Do I understand correctly that this gadget is named after the journal that Dubuc’s original article appeared in? What a strange idea.

• added to the list of References at poset of commutative subalgebras the following article

• Jan Hamhalter, Isomorphisms of ordered structures of abelian ${C}^{*}$-subalgebras of ${C}^{*}$-algebras, J. Math. Anal. Appl. 383 (2011) 391–399 (journal)

kindly pointed out to me by Andreas Döring. This generalizes Döring’s result already discussed there from von Neumann algebras to more general ${C}^{*}$-algebras.

• Several recent updates to literature at philosophy, the latest being

• Mikhail Gromov, Ergostructures, Ergologic and the Universal Learning Problem: Chapters 1, 2., pdf; Structures, Learning and Ergosystems: Chapters 1-4, 6 (2011) pdf

which is more into cognition and language problem, but still very relevant, and by a top mathematician. As these 2 are still manuscripts I put them under articles, though I should eventually classify those as books…

• at quantum observable there used to be just the definition of geometric prequantum observables. I have added a tad more.

• I found the section-outline of the entry distribution was a bit of a mess. So I have now edited it (just the secion structure, nothing else yet):

a) There are now two subsections for “Operations on distributions”,

b) in “Related concepts” I re-titled “Variants” into “Currents” (for that’s what the text is about) and gave “Hyperfunctions and Coulombeau distributions” its own subsection title.

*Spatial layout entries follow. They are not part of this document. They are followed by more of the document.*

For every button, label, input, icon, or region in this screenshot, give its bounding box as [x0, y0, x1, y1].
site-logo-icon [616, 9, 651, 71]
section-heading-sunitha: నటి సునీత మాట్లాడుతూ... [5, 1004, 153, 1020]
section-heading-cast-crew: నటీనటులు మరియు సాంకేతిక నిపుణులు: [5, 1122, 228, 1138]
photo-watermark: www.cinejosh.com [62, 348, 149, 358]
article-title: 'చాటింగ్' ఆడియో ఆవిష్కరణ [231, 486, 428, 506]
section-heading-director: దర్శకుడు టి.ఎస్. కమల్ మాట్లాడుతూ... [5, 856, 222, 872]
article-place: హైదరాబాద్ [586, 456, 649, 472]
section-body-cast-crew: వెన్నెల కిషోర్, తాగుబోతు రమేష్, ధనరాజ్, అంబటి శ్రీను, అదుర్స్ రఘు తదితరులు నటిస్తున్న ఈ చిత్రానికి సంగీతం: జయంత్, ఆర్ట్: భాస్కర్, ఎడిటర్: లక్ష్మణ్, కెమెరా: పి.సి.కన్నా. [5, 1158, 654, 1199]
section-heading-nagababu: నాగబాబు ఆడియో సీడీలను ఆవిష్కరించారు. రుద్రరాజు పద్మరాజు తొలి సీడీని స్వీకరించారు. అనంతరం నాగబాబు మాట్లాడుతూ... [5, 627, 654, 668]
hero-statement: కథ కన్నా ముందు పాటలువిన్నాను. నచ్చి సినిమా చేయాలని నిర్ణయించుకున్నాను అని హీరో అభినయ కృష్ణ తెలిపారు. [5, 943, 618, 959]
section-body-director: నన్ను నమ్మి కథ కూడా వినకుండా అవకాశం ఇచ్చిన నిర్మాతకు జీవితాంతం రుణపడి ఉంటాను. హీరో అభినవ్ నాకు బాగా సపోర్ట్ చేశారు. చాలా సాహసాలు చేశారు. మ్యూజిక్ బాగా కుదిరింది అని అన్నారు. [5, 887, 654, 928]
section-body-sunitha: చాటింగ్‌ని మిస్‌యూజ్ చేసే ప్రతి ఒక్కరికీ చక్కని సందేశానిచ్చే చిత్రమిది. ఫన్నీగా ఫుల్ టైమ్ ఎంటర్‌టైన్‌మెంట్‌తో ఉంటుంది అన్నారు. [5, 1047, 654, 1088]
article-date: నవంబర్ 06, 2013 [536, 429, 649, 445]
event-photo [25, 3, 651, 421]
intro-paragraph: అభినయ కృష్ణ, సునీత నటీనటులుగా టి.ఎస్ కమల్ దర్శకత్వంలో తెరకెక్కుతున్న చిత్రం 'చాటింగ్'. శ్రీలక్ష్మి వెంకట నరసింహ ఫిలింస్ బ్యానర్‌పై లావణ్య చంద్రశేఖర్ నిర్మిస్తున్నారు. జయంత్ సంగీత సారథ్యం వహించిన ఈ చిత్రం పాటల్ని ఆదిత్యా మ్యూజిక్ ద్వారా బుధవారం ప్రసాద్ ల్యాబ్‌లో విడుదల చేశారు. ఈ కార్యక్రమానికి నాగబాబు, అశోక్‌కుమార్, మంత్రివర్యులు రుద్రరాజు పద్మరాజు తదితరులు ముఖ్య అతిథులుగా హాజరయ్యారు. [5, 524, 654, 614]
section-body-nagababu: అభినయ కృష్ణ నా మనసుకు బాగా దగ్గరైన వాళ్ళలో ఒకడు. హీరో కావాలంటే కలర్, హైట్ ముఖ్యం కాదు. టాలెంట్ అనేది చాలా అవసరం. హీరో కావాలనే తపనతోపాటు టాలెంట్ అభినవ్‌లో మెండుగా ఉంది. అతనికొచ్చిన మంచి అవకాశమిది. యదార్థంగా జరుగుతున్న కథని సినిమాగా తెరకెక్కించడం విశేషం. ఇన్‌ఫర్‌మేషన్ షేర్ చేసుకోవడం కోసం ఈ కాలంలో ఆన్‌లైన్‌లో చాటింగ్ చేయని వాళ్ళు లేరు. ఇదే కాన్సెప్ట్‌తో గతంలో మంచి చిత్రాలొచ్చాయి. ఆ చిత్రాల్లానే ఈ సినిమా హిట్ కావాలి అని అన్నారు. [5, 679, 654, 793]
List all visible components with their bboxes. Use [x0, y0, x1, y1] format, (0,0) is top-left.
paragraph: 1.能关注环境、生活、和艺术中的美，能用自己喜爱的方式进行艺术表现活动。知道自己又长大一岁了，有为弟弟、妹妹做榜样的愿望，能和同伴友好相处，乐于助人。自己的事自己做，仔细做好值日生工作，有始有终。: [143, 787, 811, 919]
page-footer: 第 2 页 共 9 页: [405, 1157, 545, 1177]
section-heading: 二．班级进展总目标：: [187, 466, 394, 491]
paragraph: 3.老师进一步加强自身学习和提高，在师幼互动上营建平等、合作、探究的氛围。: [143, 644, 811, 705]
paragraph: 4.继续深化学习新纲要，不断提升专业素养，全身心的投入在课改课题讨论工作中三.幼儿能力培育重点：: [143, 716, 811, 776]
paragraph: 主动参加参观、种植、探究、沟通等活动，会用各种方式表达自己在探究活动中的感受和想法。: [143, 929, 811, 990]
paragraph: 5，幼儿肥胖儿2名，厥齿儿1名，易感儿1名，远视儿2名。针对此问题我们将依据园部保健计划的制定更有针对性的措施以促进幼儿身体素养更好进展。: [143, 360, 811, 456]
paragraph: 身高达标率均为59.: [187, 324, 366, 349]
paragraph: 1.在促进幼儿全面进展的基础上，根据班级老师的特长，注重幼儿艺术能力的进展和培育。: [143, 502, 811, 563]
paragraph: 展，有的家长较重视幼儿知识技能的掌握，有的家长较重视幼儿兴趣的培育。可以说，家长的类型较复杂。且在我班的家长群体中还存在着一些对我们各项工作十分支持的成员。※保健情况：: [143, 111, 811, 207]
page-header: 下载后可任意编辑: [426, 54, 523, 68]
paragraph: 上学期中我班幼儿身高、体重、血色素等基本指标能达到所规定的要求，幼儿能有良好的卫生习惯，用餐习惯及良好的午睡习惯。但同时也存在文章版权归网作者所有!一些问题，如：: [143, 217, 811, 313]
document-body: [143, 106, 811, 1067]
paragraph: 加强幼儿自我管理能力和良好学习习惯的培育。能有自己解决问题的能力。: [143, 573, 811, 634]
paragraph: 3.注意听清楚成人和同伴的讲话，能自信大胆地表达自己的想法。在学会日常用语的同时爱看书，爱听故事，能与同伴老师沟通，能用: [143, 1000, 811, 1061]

c) split up the References into “General” and “On Coulombeau functions”.

(I hope that this message is regarded as boring and non-controversial.)

• created homotopical structure on C*-algebras , summarized some central statements from Uuye’s article on structure of categories of fibrant objects on ${C}^{*}\mathrm{Alg}$.

• added to some relevant entries a pointer to

• I expanded proper model category a bit.

In particular I added statement and (simple) proof that in a left proper model category pushouts along cofibrations out of cofibrants are homotopy pushouts. This is at Proper model category -- properties

On page 9 here Clark Barwick supposedly proves the stronger statement that pushouts along all cofibrations in a left proper model category are homotopy pushouts, but for the time being I am failing to follow his proof.

(??)

• created entries trialgebra and Hopf monoidal category

also expanded the Tannaka-duality overview table (being included in related entries):

to contain the first entries of the corresponding “higher Tannaka duality” relations

• Hilbert C*-module

(brushed up the definition, added four basic classes of examples)

• added to Hilbert bimodule a pointer to the Buss-Zhu-Meyer article on their tensor products and induced 2-category structure.